Das Potenzial ist auf jeden Fall riesig. In der Schweiz fuhren laut Bundesamt für Statistik 2016 knapp 0,2 Prozent der Fahrzeuge elektrisch. Dieser Wert dürfte sich in den nächsten Jahrzehnten vervielfachen. Klar, will da keiner der grossen Autokonzerne den Anschluss verpassen. Volkswagen plant mit einer Million verkaufter Elektroautos pro Jahr bis 2025 Marktführer zu werden. Und Audi hat angekündigt bis 2022 zehn Milliarden Euro in Elektroautos zu investieren.

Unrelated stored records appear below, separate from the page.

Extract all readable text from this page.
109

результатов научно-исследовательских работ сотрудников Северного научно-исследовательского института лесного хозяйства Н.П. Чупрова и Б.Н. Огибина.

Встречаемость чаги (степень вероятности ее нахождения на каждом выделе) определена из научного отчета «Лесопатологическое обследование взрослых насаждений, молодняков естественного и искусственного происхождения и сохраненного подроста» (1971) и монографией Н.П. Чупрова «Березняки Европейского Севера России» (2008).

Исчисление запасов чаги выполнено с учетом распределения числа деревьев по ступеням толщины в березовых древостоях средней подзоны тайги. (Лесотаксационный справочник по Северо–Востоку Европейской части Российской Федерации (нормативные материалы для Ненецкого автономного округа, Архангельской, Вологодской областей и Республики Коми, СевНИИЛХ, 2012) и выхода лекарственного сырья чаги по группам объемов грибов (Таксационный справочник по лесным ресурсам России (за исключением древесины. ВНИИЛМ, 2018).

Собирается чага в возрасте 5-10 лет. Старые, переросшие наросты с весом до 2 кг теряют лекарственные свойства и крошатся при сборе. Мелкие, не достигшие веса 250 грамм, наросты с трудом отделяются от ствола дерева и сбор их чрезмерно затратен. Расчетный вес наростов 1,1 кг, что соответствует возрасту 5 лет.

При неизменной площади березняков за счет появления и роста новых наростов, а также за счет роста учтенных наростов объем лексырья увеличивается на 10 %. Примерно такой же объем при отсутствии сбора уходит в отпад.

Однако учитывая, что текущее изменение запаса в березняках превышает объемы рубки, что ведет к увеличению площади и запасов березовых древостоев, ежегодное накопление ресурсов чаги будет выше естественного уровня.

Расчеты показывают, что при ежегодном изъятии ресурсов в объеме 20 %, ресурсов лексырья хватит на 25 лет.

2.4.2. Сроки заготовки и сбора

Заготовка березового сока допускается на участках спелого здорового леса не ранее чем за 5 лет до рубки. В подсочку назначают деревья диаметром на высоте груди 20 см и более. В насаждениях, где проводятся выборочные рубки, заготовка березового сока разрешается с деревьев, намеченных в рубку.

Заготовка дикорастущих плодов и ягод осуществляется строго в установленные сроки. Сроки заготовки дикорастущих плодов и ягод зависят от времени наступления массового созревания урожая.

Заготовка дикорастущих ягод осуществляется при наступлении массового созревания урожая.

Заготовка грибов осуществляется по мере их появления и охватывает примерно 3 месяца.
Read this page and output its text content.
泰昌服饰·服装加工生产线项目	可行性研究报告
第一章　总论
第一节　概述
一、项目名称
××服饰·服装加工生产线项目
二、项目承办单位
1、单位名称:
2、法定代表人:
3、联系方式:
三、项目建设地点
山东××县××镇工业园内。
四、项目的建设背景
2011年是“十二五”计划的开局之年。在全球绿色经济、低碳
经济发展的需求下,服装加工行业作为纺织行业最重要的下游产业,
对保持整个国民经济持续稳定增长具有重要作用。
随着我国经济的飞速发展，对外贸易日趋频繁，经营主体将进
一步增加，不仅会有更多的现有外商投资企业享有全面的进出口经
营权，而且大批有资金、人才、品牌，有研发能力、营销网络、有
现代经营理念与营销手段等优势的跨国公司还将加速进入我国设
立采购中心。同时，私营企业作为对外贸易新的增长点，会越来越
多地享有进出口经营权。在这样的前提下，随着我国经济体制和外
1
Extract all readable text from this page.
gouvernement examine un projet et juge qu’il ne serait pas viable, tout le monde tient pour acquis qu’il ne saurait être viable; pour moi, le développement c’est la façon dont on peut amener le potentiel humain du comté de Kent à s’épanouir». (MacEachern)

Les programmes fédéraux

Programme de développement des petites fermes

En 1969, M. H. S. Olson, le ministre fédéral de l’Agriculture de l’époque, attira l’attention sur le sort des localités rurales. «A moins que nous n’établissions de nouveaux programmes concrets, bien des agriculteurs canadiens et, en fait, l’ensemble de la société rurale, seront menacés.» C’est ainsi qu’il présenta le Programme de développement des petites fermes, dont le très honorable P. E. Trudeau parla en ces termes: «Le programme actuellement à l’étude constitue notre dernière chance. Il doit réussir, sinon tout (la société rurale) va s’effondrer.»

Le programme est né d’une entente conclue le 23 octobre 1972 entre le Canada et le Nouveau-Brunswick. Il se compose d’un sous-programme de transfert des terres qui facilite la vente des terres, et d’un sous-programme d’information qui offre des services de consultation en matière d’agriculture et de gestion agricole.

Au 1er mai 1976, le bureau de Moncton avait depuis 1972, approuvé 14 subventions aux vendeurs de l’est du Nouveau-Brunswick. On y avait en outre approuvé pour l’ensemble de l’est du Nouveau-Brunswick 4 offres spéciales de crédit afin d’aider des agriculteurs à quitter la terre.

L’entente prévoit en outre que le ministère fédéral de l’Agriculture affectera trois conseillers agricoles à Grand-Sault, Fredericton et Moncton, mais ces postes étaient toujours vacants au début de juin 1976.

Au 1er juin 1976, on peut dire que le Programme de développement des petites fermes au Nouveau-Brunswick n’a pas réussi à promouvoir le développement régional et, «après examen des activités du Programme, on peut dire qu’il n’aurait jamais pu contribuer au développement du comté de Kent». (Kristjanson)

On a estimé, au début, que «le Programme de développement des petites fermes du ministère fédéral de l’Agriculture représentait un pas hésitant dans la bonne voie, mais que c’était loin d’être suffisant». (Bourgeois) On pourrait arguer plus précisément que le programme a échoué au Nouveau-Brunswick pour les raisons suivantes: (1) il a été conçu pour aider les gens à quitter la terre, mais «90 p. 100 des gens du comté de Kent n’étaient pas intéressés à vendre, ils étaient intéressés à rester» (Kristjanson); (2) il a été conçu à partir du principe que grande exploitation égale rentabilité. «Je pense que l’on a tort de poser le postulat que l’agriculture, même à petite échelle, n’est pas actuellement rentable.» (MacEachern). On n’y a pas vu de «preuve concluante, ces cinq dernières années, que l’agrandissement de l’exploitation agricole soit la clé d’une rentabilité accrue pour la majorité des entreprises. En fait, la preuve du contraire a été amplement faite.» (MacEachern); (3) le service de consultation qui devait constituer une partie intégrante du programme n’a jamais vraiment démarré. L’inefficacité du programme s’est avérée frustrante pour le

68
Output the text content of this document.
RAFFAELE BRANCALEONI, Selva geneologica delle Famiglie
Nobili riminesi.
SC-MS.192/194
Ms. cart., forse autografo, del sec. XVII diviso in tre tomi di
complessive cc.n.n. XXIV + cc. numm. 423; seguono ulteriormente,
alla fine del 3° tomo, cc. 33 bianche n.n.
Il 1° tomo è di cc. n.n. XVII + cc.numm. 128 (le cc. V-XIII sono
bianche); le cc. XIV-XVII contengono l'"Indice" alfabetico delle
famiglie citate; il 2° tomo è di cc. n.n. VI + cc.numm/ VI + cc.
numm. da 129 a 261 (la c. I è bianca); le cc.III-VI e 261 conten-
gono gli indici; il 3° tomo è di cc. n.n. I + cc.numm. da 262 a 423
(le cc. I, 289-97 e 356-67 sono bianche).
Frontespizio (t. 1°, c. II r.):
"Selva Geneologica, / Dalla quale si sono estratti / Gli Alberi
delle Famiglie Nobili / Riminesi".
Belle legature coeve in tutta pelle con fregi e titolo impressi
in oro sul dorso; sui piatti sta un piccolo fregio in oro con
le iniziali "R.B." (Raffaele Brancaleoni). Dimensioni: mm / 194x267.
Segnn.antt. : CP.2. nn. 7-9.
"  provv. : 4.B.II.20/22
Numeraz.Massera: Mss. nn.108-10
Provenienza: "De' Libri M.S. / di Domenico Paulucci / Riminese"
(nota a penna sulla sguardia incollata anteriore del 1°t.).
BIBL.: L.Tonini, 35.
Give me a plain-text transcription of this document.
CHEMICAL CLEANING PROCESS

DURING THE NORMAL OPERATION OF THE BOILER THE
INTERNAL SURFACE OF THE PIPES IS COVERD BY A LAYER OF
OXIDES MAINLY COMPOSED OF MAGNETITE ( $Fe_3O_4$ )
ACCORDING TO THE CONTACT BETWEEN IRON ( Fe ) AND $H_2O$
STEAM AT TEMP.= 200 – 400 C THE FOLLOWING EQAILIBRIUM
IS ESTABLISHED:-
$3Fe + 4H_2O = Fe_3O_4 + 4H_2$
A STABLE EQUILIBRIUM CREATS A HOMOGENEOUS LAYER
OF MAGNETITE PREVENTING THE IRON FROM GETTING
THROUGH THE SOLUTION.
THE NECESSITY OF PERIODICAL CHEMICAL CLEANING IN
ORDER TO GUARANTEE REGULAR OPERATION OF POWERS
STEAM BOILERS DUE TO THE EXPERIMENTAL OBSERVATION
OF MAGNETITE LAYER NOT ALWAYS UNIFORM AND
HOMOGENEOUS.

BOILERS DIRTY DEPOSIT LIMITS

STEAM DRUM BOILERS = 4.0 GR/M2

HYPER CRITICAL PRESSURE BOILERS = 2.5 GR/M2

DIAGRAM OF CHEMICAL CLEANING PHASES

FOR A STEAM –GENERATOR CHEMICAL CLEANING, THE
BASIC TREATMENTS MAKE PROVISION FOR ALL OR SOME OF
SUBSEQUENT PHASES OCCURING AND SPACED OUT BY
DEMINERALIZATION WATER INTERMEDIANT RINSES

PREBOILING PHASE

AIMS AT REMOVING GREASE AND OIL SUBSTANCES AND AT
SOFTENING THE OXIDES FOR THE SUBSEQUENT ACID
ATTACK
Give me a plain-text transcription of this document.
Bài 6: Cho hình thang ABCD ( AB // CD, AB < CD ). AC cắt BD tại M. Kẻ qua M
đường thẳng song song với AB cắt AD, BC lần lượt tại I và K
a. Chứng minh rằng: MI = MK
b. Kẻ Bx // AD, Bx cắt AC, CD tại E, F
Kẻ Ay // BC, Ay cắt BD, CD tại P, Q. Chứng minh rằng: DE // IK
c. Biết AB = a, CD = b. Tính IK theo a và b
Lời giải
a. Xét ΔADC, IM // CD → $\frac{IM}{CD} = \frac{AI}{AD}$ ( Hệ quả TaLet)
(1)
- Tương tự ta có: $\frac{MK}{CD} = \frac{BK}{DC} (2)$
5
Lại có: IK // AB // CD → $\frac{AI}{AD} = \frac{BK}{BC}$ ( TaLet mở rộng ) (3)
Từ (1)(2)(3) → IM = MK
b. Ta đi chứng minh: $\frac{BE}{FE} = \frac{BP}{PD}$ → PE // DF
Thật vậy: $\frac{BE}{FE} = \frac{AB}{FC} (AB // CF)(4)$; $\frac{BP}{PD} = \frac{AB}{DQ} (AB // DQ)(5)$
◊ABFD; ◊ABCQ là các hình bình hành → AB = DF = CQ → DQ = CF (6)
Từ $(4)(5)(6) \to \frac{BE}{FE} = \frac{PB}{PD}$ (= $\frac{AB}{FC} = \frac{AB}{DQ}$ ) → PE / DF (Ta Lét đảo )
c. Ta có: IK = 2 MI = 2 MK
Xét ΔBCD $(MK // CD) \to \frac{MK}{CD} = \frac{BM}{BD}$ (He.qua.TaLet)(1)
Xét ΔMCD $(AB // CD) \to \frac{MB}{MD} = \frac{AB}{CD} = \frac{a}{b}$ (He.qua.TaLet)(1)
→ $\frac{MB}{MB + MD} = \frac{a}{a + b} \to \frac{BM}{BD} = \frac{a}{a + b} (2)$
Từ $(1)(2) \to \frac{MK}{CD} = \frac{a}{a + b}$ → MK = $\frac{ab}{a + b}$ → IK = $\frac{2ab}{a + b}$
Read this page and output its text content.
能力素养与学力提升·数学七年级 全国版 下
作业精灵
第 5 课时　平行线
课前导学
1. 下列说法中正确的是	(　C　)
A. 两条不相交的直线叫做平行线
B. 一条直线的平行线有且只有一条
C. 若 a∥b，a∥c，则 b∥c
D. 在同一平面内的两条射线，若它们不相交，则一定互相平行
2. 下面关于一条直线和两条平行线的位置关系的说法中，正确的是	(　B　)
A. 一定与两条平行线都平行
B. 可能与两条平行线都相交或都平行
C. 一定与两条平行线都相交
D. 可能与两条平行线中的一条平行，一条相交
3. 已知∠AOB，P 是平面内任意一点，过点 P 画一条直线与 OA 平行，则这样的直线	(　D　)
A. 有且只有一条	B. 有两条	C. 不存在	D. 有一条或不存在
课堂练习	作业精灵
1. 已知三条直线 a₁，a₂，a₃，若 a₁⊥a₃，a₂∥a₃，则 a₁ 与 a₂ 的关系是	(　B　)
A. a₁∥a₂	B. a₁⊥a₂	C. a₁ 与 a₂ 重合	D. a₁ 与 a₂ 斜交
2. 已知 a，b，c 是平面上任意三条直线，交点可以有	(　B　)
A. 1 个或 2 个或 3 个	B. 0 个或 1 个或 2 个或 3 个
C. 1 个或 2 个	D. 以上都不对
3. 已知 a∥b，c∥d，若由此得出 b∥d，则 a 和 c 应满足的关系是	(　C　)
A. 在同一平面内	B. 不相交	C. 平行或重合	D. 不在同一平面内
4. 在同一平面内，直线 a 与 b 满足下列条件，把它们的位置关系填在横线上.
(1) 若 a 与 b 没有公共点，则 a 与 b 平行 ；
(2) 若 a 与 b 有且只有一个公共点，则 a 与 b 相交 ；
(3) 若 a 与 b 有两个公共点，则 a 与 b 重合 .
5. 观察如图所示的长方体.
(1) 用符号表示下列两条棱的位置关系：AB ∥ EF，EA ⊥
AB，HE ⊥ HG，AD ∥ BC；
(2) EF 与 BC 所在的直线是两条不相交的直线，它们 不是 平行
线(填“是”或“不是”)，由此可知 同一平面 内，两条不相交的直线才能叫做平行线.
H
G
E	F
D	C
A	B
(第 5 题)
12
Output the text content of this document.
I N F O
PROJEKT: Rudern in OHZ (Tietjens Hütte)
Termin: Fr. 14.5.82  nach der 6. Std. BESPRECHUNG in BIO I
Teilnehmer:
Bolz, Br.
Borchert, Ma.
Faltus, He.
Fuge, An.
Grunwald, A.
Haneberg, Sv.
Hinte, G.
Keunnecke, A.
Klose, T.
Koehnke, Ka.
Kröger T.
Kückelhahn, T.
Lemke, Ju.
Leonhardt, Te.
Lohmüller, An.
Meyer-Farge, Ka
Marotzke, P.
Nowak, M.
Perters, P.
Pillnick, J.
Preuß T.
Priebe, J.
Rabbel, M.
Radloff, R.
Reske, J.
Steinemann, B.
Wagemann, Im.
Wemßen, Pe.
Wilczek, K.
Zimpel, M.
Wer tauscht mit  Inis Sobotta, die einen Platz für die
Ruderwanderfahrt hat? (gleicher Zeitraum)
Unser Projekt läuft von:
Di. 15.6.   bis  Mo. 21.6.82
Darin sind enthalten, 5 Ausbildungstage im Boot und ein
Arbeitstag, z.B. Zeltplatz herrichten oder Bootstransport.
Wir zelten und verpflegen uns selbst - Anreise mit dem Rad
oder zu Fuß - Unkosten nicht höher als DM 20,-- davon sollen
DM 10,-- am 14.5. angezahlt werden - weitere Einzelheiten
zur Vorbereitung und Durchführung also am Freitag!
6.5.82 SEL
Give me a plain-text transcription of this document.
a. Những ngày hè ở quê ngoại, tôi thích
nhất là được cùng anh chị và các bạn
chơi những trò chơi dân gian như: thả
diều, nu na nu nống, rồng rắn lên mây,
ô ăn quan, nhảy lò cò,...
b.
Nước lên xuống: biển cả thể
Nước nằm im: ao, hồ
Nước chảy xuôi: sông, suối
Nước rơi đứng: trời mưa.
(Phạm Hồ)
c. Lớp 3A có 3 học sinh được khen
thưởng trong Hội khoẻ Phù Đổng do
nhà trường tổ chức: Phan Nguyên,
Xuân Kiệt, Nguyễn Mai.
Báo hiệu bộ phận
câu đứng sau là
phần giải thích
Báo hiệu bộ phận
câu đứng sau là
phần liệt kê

Diese Investitionen sind nötig, denn leistungsmässig befinden sich Elektroautos noch weit unter dem Level von herkömmlichen Autos. Die Reichweite ist der grosse Knackpunkt. Sie ist deshalb ein Problem, weil der Akku, das Herzstück des Wagens, momentan noch nicht ausreichend Energie speichern kann. Beim Nissan Leaf beträgt sie zum Beispiel 200 Kilometer. Das ist nicht einmal ausreichend, um von Bern nach Zürich und wieder zurückzufahren. Neuere Modelle kratzen zwar bereits an der 600-Kilometer-Marke, verglichen mit einem Benzinauto ist das aber immer noch zu wenig. Deswegen sind staatliche Subventionen momentan unerlässlich. In Norwegen dürfen sich Besitzer von Elektroautos zahlreicher Vorteile erfreuen, wie Steuererleichterungen, Gratistanken, oder die Benutzung von Busspuren. Letzteres ist in der Rushhour Oslos besonders verlockend. In der Schweiz ist man mit solchen Bevorzugungen deutlich sparsamer und überlässt den Kantonen die Handhabung. Ab 2020 plant der Bund gar die Einführung einer Pauschalsteuer auf alle Elektroautos. Zur Mitfinanzierung der Autobahnen.

Politik unter Zugzwang.

Mit Elektroautos alleine ist es aber noch längst nicht getan. Damit diese ihr volles Potenzial entfalten, steht die hiesige Energiepolitik unter Zugzwang. Denn mit Kohlenstrom betriebene Autos bringen genau gar nichts, können, je nach Situation, gar umweltschädlicher sein. Die Stromproduktion für einen Tesla Model S verursacht 17,5 Tonnen Kohlenstoffdioxid. Der durchschnittliche Verbrauch pro Schweizer liegt bei fünf Tonnen. Ein Fahrzeug mit herkömmlichem Verbrennungsmotor könnte laut einer schwedischen Studie acht Jahre fahren, bevor die Bilanz wieder ausgeglichen wäre. Stromverbrauch beim Fahren nicht eingerechnet.

Vollständig auf Elektroautos umsteigen könnte man in der Schweiz momentan nicht. Die Stromproduktion ist schlicht zu tief. Um das zu bewerkstelligen, müssten wir diese um 20 Prozent des momentanen Verbrauchs erhöhen. Das entspricht viermal dem AKW Mühleberg.